AMD announced its Bristol Ridge laptop chips earlier this year. At the time we learned that this 7th generation of the company’s A-series processors, focused on graphics and performance, while still only being an iterative update. All those facts have stayed true with the Bristol Ridge APUs destined for entry-level desktops.
AMD touts that its new chips deliver improved graphics performance compared to equivalent offerings from Intel, and do so at a lower price point. The company was also quick to mention, that similar to Intel’s new Kaby Lake chips, its own processors now support 4K Ultra HD media formats and codecs, as well as Microsoft’s DirectX 12 graphics platform.
PC enthusiasts will get little out of Bristol Ridge chips, as the new generation is still based on the Carrizo architecture and a 28nm manufacturing process. While the Bristol Ridge SoCs, as the company calls them, offer up to 20% better performance than its predecessors, hardware geeks will no doubt be waiting for the new Zen-based processors, also known as Summit Ridge, expected later this year.

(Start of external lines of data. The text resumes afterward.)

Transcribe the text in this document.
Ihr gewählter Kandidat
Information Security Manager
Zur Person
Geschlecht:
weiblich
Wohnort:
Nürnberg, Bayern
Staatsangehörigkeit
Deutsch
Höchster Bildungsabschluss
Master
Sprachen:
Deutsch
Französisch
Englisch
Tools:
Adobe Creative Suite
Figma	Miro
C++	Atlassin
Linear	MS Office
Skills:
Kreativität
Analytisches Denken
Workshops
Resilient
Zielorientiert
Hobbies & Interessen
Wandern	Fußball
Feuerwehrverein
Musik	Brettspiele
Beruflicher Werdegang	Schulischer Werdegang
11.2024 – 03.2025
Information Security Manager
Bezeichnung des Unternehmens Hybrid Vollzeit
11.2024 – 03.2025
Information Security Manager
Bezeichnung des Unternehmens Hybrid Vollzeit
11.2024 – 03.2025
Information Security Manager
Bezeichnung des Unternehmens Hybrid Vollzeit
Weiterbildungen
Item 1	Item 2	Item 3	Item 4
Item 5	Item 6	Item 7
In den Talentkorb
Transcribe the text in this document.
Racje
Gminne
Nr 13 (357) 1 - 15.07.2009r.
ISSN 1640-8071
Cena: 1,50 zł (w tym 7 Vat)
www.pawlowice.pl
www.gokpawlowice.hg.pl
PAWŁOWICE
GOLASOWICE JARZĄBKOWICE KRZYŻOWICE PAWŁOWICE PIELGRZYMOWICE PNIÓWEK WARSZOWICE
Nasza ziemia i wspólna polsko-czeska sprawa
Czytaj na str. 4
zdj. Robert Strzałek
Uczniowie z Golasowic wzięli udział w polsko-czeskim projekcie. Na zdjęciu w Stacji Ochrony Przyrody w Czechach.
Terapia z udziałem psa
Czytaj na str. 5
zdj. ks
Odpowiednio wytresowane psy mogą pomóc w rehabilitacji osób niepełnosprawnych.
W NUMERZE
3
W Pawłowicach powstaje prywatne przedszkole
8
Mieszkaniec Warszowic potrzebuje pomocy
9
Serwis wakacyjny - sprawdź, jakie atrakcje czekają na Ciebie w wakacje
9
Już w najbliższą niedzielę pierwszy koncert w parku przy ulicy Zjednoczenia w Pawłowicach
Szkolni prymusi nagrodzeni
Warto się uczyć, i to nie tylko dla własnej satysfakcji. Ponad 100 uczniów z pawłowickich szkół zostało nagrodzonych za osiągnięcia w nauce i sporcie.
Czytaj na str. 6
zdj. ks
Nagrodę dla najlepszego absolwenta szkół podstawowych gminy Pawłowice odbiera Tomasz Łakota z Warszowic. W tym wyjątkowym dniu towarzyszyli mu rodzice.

However, there is one very interesting aspect of the new Bristol Ridge generation, and that’s its use of the new AM4 socket, and the B350 chipset accompanying it. The new socket unifies AMD’s offerings, makes things easier for consumers and is future proof. Summit Ridge processors will work on the same socket, sporting support for DDR4 memory, PCIe Gen 3, USB 3.1, and SATA express. The chipset brings extra channels for USB 3.1, PCIe lanes and RAID configurations.
As mentioned above, the first devices to sport Bristol Ridge will be coming from HP and Lenovo, with other manufacturers joining the party later on.